Local TV stations seem to broadcast the funerals of every cadre of late and it is not unusual for all three news stations to televise the same funerals at the same time ignoring that there is far more important matters to inform us. All one needs is an ANC connection and your funeral will be on TV which surely must question who is running our TV stations. Gatvol of these almost everyday broadcasts I had absolutely no intention of watching Prince Philip’s funeral.
Waking up from a speed nap on Saturday afternoon I turned on the TV whilst waiting for the kettle to boil for a cup of coffee and there it was, all the pomp and pageantry that are synonymous with Royal events. And who can ignore watching when those bands strike up. So now well and truly hooked on the music I kept on watching.
Although christened in the Cathedral of Johannesburg and serving as a choir boy as a youngster in our local Anglican church, I have no doubt disappointed both my very religious grandmother and mother alike in choosing to not follow my religious roots. That said much of the ceremony of that church does seemingly reside in my sub conscious so the hymns and the chanting were not unfamiliar to me and so I delayed switching to Netflix to listen to the service as I pottered.
My decision to keep watching was actually cemented when the first hymn was sung for the last time I recall hearing that hymn was at father’s funeral way back in 1964. The hymn “For those in Peril on the Sea” was in recognition of his, the Prince’s, service as a naval officer. My late father also served at sea during WW2 and was in fact was torpedoed whilst in the Mediterranean sea so certainly at peril in the sea for a moment of time until rescued.
Having just 30 mourners at that cavernous cathedral seemed rather sad and one would have thought an exception could have been made for the Queen but in true British spirit the Royals obeyed the rules even if there were a couple of hundred military personnel outside the venue. All seems a little pointless but so has everything else about this pandemic. No doubt if this had been in SA with ANC “royalty” there would have been thousands of mourners allowed including a few MK types with army officers not knowing their left from their right as demonstrated at a similar event recently.

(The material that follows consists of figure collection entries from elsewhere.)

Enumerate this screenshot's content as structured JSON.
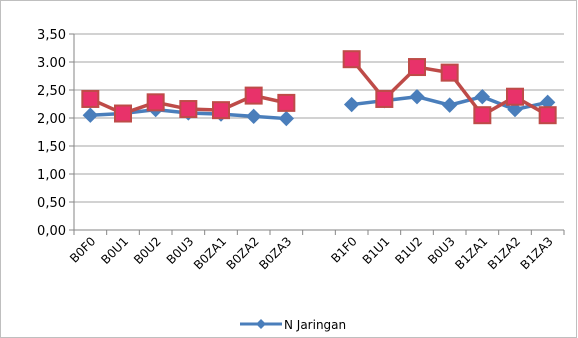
{
  "chart_data": {
    "type": "line",
    "categories": [
      "B0F0",
      "B0U1",
      "B0U2",
      "B0U3",
      "B0ZA1",
      "B0ZA2",
      "B0ZA3",
      "",
      "B1F0",
      "B1U1",
      "B1U2",
      "B0U3",
      "B1ZA1",
      "B1ZA2",
      "B1ZA3"
    ],
    "y_tick_labels": [
      "0,00",
      "0,50",
      "1,00",
      "1,50",
      "2,00",
      "2,50",
      "3.00",
      "3,50"
    ],
    "ylim": [
      0,
      3.5
    ],
    "y_step": 0.5,
    "grid": true,
    "legend_position": "bottom",
    "series": [
      {
        "name": "N Jaringan",
        "color": "#4A7EBB",
        "marker": "diamond",
        "values": [
          2.05,
          2.08,
          2.15,
          2.09,
          2.07,
          2.03,
          1.99,
          null,
          2.24,
          2.31,
          2.38,
          2.23,
          2.38,
          2.15,
          2.28
        ]
      },
      {
        "name": "",
        "color": "#BE4B48",
        "marker_color": "#E8326A",
        "marker": "square",
        "values": [
          2.34,
          2.08,
          2.28,
          2.16,
          2.14,
          2.4,
          2.27,
          null,
          3.05,
          2.34,
          2.91,
          2.81,
          2.05,
          2.38,
          2.05
        ]
      }
    ]
  }
}
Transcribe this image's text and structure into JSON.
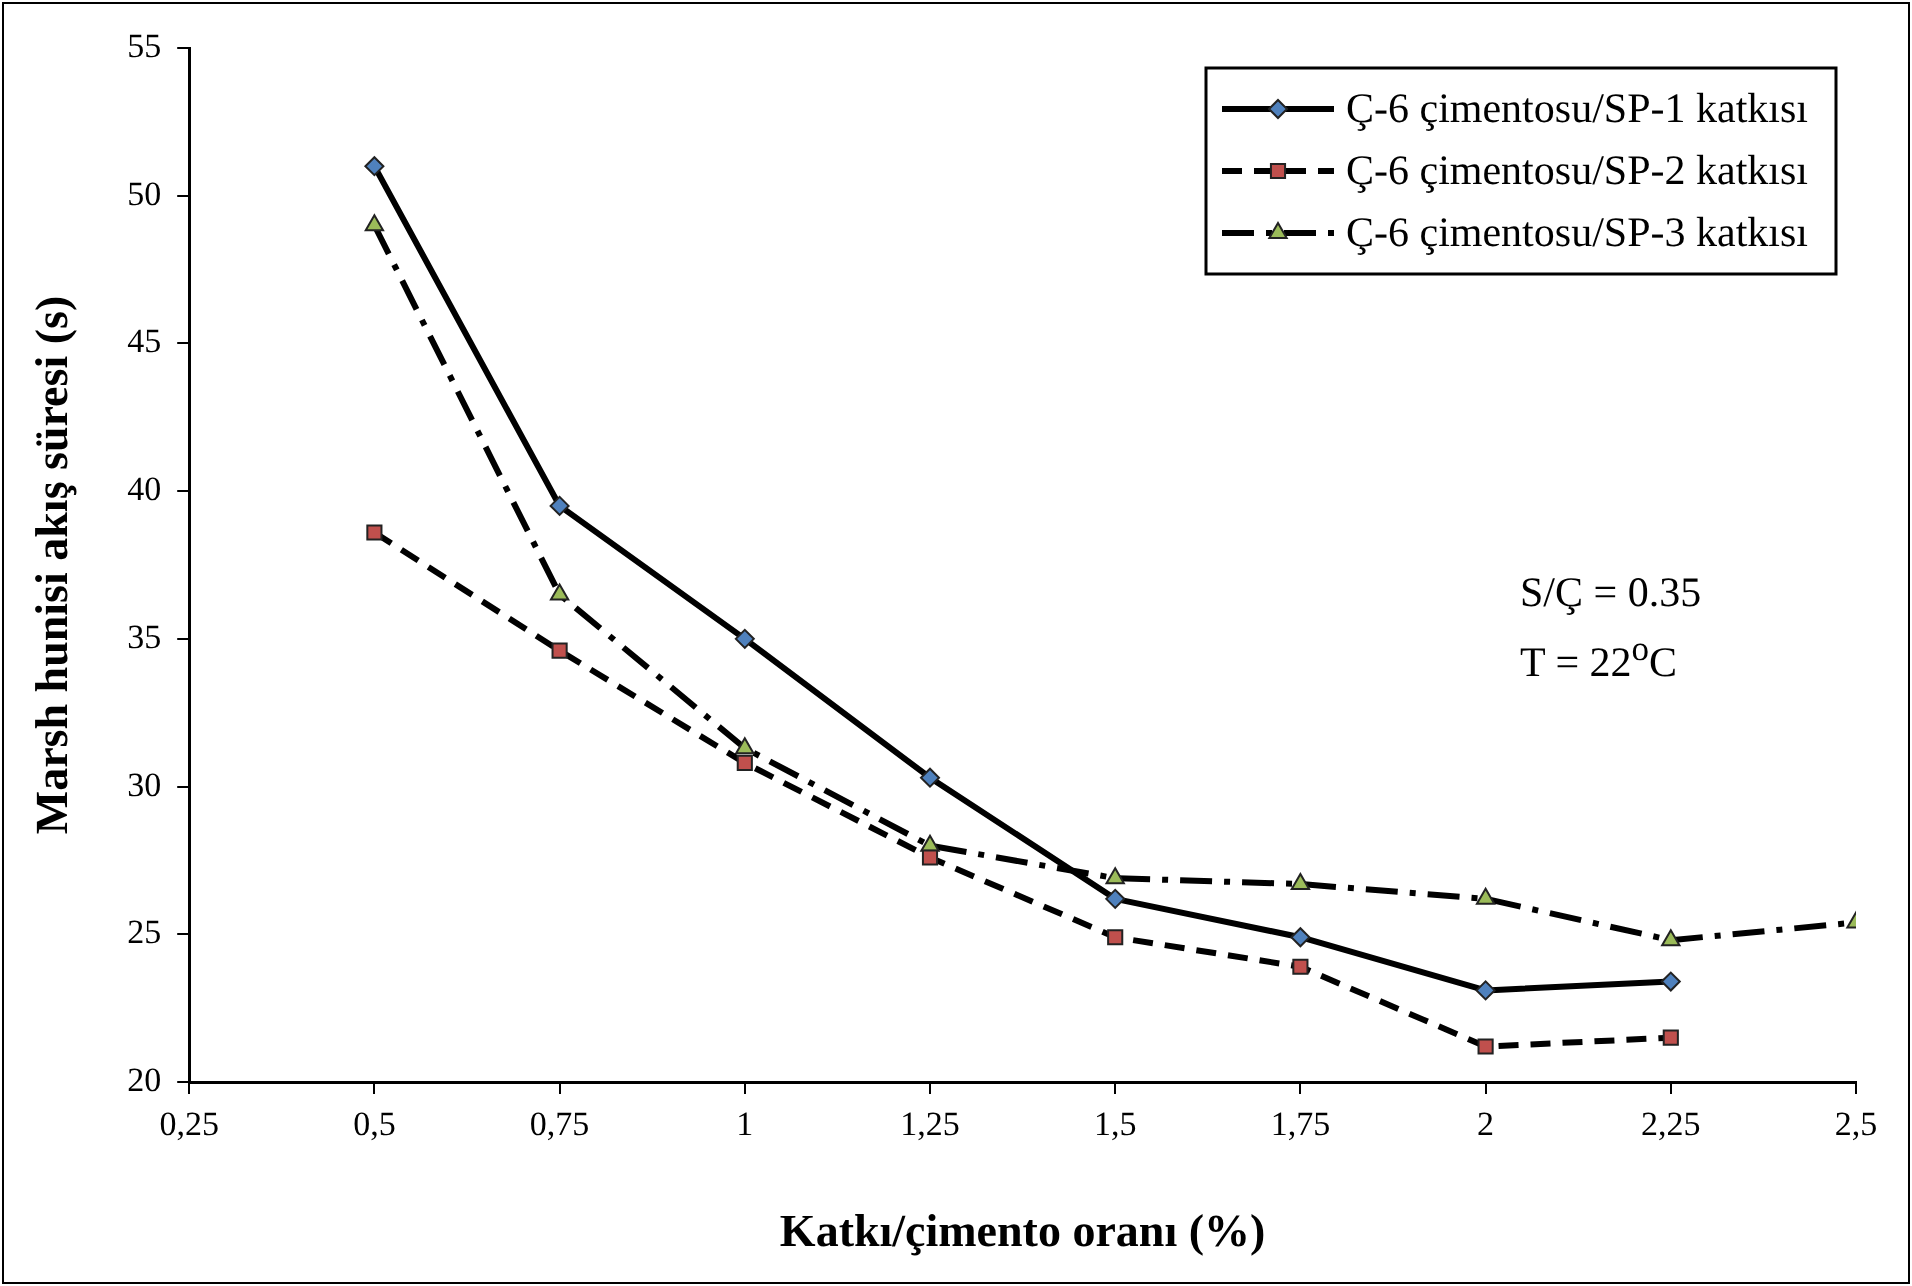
{
  "chart_data": {
    "type": "line",
    "xlabel": "Katkı/çimento oranı (%)",
    "ylabel": "Marsh hunisi akış süresi (s)",
    "x": [
      0.5,
      0.75,
      1,
      1.25,
      1.5,
      1.75,
      2,
      2.25,
      2.5
    ],
    "xlim": [
      0.25,
      2.5
    ],
    "xticks": [
      {
        "value": 0.25,
        "label": "0,25"
      },
      {
        "value": 0.5,
        "label": "0,5"
      },
      {
        "value": 0.75,
        "label": "0,75"
      },
      1,
      {
        "value": 1.25,
        "label": "1,25"
      },
      {
        "value": 1.5,
        "label": "1,5"
      },
      {
        "value": 1.75,
        "label": "1,75"
      },
      2,
      {
        "value": 2.25,
        "label": "2,25"
      },
      {
        "value": 2.5,
        "label": "2,5"
      }
    ],
    "ylim": [
      20,
      55
    ],
    "yticks": [
      20,
      25,
      30,
      35,
      40,
      45,
      50,
      55
    ],
    "grid": false,
    "legend": "top right",
    "series": [
      {
        "name": "Ç-6 çimentosu/SP-1 katkısı",
        "color": "#4f81bd",
        "marker": "diamond",
        "line_style": "solid",
        "values": [
          51,
          39.5,
          35,
          30.3,
          26.2,
          24.9,
          23.1,
          23.4,
          null
        ]
      },
      {
        "name": "Ç-6 çimentosu/SP-2 katkısı",
        "color": "#c0504d",
        "marker": "square",
        "line_style": "dashed",
        "values": [
          38.6,
          34.6,
          30.8,
          27.6,
          24.9,
          23.9,
          21.2,
          21.5,
          null
        ]
      },
      {
        "name": "Ç-6 çimentosu/SP-3 katkısı",
        "color": "#9bbb59",
        "marker": "triangle",
        "line_style": "dashdot",
        "values": [
          49,
          36.5,
          31.3,
          28,
          26.9,
          26.7,
          26.2,
          24.8,
          25.4
        ]
      }
    ],
    "annotations": [
      "S/Ç = 0.35",
      "T = 22$^{o}$C"
    ]
  }
}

The other aspect of the restrictions in numbers brought to mind the reality of how many people worldwide have been unable to pay their last respects to family or friends who have died not only of Covid but of the many other causes that seem to have been forgotten as being just as sad as a Covid death. So sad and one cn only wonder how many have never managed to bring closure to their loss.
With Covid infections falling, in South Africa at any rate, we can only live in hope that Mother Earth is going to give us a break and let us return to normality so that maybe we can enjoy another traditional British spectacle due to reach our shores in June, The British Irish Lions Rugby tour.